A tensão começou após o empate sem gols contra o Angers, quando o técnico não escondeu a insatisfação com a falta de mobilidade do atleta. No entanto, após o triunfo de ontem, o tom mudou e o foco voltou a ser o talento de Endrick. “Como treinador, precisamos encontrar estratégias para ter reações dos jogadores, e foi isso que eu fiz. Eu falei para provocar uma reação dele, e vi essa reação”, explicou Paulo Fonseca.
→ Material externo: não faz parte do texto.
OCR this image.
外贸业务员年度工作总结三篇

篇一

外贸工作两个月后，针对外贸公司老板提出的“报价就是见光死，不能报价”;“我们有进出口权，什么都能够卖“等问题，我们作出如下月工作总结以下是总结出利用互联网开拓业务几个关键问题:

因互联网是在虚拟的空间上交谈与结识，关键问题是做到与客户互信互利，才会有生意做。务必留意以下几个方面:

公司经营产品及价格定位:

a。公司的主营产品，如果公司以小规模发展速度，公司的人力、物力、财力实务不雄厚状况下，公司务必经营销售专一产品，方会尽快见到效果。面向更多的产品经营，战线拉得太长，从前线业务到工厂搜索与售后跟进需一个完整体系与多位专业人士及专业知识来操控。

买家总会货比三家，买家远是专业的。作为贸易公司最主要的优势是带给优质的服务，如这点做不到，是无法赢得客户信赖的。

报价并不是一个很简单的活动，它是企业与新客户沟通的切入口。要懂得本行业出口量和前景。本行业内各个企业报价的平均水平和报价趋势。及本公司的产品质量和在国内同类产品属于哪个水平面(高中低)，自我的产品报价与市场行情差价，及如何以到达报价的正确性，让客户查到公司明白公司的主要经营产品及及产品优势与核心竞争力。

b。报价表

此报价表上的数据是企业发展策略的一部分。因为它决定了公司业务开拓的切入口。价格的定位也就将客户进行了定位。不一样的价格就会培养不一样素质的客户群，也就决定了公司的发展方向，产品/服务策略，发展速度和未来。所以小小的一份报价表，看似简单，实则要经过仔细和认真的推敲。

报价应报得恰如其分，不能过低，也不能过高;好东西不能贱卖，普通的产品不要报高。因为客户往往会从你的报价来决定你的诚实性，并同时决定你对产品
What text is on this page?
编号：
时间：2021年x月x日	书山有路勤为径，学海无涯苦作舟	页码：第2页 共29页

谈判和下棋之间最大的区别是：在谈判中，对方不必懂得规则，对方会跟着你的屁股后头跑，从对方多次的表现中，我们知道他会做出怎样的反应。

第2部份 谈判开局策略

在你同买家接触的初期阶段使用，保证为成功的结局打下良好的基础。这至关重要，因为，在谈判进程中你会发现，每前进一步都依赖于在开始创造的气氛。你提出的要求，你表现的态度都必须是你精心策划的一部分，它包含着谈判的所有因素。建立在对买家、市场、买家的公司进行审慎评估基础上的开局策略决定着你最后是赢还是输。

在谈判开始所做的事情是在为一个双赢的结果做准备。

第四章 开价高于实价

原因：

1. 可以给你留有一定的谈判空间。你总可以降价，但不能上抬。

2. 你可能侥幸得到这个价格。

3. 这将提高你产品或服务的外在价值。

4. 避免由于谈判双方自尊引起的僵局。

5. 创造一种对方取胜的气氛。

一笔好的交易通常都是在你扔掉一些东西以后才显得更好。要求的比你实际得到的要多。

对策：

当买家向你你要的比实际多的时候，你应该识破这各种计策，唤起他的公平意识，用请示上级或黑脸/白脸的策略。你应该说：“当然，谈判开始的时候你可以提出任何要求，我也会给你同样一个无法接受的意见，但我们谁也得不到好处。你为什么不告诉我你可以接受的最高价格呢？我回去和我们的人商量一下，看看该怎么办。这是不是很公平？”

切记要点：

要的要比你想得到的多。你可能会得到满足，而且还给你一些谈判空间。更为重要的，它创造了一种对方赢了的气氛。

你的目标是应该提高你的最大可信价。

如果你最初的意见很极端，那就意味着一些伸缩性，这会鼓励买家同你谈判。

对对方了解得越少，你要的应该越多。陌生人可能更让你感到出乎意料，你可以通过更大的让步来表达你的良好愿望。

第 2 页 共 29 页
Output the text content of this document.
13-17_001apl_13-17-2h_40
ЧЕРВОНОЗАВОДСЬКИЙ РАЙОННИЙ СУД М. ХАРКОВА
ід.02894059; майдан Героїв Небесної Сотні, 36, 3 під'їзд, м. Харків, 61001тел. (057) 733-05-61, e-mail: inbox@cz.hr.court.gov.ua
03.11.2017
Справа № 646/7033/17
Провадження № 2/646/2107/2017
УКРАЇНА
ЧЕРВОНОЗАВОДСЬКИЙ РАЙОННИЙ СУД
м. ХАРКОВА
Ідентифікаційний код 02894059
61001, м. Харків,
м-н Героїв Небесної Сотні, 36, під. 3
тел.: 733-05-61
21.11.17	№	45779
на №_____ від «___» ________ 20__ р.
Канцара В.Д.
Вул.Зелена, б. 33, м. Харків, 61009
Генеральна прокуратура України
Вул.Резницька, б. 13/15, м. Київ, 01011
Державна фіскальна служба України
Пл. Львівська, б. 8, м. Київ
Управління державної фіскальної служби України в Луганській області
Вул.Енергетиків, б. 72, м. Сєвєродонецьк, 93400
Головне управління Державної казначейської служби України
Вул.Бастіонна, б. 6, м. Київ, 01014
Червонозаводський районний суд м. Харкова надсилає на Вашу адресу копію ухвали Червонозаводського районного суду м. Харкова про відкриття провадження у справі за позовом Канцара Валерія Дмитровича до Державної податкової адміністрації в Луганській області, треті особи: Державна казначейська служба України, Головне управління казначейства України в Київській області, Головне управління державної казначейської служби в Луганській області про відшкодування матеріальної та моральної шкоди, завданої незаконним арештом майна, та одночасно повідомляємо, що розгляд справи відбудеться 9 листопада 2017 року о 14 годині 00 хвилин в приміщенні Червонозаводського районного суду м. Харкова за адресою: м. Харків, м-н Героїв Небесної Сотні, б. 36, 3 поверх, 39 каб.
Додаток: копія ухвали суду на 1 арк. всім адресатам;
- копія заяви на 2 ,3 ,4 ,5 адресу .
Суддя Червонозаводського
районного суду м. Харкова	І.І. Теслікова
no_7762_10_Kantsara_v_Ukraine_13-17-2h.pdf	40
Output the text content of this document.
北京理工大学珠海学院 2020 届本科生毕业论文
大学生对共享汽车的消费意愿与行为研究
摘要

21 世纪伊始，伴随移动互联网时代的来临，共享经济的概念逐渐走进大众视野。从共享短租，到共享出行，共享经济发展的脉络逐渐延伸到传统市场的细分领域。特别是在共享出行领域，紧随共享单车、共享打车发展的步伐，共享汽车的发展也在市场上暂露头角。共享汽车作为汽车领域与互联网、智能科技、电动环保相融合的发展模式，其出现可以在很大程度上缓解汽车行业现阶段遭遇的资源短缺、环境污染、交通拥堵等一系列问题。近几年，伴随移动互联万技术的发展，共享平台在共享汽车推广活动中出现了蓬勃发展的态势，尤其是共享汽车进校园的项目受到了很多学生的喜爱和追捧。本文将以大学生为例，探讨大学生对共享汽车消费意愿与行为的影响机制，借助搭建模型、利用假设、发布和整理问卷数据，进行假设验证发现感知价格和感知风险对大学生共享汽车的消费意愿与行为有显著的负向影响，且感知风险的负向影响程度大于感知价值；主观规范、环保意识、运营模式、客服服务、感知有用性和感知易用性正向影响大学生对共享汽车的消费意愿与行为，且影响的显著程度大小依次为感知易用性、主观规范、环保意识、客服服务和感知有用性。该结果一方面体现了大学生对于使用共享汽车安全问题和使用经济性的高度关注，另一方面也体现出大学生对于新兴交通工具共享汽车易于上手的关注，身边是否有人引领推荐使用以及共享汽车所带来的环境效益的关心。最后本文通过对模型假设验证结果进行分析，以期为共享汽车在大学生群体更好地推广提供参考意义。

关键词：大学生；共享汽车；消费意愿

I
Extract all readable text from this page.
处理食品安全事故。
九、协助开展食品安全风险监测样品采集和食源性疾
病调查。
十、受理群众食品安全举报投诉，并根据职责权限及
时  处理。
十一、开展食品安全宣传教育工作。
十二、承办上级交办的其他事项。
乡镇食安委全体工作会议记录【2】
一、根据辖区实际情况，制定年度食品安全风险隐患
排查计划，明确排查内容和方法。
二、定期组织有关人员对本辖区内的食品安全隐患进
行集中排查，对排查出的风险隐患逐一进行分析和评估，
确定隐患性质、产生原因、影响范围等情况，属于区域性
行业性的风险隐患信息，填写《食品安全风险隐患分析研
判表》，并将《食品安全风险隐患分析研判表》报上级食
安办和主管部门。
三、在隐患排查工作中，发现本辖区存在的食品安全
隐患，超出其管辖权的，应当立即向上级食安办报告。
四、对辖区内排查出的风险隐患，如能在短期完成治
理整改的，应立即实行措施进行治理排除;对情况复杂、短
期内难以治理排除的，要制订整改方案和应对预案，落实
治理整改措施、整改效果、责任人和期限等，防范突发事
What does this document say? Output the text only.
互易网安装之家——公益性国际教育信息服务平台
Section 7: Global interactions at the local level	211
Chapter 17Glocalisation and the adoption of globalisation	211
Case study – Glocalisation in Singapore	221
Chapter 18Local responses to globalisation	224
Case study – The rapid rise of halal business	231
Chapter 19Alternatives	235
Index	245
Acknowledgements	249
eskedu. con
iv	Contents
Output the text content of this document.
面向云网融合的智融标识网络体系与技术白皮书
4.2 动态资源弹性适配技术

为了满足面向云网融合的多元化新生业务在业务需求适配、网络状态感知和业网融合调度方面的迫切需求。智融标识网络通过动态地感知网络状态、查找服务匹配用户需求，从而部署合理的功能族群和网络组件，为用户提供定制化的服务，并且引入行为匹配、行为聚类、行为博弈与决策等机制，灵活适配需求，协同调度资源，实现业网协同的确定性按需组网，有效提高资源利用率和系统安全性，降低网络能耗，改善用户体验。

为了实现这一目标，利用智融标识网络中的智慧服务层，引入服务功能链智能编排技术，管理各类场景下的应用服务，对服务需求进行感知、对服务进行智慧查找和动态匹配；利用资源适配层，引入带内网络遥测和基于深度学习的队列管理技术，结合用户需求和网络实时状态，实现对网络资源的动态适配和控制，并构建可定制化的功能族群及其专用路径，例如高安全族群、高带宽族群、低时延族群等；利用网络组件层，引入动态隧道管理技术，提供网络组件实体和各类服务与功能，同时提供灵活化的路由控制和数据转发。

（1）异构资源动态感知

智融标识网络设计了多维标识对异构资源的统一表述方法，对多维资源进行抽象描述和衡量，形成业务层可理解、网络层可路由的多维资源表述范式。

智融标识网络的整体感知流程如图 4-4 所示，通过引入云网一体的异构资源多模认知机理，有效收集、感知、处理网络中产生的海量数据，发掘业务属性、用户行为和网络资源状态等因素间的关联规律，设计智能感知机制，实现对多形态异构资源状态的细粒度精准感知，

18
O comandante ressaltou que, apesar da pressão, a relação entre os dois é positiva e baseada na evolução do atacante de 19 anos.
A polêmica surgiu devido ao desgaste físico e tático que o brasileiro apresentou recentemente. O técnico havia pontuado que Endrck estava “preso” em campo e oferecendo poucas soluções ofensivas, especialmente após retornar dos amistosos com a Seleção Brasileira. Com apenas um gol marcado nos últimos dez confrontos pelo clube francês, a cobrança pública serviu como um “choque de realidade” para o atleta, que agora demonstra estar mais disponível para trabalhar entre as linhas adversárias.
Desafio de fogo contra o PSG
Agora, o Lyon vira a chave para o compromisso mais difícil da temporada. No próximo domingo, 19, a equipe encara o líder PSG, às 15h45 (de Brasília), em duelo que pode consolidar a ascensão do time na tabela. Atualmente na quinta posição, com 51 pontos, o grupo liderado por Paulo Fonseca precisa de um Endrick inspirado para derrubar o clube parisiense, que ocupa o topo com 63 pontos.